There were indentured servants who traveled with the first British settlers. They were willing to work 4-7 years without pay in order to get a ticket to the American Colonies and the New World. There were even 50,000 convicts you were relocated from English jails to the New World.

By the mid-1700s the British colonies had become the most successful ones in North America. One drawback for the Old World was that several skilled laborers were leaving for the Americas. Some English politicians wanted to ban all immigration to the Americas but it was already very popular among Europeans who were looking for a better life.
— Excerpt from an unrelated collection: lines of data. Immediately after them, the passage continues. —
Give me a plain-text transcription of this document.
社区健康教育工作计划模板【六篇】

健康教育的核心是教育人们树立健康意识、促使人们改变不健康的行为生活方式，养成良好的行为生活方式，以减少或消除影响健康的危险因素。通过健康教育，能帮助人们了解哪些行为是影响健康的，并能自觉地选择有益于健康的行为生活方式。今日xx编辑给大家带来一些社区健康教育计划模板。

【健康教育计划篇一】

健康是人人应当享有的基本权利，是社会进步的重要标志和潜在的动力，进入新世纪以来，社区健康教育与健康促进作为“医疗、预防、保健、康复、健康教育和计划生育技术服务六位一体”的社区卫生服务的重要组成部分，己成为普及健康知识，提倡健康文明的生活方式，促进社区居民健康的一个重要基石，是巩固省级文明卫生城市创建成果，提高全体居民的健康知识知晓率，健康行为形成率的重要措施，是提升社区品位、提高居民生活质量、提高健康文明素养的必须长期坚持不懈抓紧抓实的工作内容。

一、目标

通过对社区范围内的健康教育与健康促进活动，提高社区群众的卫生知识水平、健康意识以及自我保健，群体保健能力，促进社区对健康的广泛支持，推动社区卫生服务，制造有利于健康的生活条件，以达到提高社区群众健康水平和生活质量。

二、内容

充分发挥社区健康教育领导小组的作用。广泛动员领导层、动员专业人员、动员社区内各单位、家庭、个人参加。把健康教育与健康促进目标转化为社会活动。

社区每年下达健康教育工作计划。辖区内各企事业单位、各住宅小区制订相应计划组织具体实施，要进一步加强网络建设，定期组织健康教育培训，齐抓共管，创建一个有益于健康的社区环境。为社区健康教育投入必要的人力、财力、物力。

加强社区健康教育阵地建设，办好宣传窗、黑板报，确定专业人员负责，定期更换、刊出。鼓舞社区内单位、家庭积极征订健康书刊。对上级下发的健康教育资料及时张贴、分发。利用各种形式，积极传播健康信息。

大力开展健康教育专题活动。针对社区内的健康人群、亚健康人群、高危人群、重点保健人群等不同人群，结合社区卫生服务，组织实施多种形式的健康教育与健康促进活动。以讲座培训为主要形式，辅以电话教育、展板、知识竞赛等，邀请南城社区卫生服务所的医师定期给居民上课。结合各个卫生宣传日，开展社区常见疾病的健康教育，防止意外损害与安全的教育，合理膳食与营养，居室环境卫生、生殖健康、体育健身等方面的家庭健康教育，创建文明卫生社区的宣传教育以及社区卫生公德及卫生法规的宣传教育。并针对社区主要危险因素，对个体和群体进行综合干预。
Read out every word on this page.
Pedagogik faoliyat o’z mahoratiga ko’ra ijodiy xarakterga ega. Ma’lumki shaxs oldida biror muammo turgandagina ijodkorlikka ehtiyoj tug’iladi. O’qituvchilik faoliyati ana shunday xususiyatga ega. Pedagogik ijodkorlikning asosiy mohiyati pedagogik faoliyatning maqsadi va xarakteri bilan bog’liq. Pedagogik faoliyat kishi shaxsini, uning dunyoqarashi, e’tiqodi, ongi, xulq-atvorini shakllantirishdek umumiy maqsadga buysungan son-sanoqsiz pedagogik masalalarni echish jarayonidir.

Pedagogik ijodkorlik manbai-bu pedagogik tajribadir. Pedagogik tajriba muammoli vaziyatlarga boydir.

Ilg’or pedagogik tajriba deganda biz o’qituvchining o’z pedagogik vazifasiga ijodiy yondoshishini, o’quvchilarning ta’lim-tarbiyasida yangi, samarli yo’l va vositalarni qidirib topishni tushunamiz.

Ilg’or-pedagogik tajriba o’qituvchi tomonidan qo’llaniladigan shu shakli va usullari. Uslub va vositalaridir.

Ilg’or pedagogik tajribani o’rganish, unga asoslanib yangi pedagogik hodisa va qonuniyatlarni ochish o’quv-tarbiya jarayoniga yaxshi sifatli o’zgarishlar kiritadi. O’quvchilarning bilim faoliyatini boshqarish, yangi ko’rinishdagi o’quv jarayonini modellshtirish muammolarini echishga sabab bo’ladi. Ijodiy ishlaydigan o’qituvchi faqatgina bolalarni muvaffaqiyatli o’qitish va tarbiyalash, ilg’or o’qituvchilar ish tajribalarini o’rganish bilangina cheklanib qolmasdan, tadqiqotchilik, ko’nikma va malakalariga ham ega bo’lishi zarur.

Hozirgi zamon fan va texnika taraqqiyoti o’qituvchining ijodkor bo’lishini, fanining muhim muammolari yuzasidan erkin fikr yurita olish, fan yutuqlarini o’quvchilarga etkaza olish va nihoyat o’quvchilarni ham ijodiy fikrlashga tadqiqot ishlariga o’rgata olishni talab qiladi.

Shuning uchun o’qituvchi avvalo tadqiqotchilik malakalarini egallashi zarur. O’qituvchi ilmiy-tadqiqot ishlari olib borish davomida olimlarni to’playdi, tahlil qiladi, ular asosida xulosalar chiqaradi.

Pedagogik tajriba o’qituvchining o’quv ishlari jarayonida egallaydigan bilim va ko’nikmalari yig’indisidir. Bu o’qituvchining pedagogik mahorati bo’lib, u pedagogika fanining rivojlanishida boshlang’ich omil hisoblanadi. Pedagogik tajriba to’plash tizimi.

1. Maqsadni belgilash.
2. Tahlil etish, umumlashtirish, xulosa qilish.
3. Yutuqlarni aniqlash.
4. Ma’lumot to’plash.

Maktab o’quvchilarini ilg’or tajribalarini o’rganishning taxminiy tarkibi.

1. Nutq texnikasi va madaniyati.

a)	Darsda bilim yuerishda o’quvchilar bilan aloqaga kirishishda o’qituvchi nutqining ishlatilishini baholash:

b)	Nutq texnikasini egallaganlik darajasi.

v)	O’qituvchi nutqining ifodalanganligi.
The United States earned its freedom from England in 1776. In a short time, the young country had started to become a place where many Europeans wanted to move to in order to have more political and religious freedoms. In fact, they’re still some of the main reasons people throughout the world still want to move to the US today.

The first US Congresses couldn’t do very much to affect immigration since the states had the power to handle the issue. However, Congress banned the slave trade following 1808 and also set rules for US naturalization.

The US Congress passed the nation’s first naturalization Act in 1790. It stated that any “alien” who was defined as a free white person, could become a US citizen. Immigration to the US was low during the first years of the country. An average of 6,000 people moved to the US every year. This figure increased later as time continued and is significantly higher today.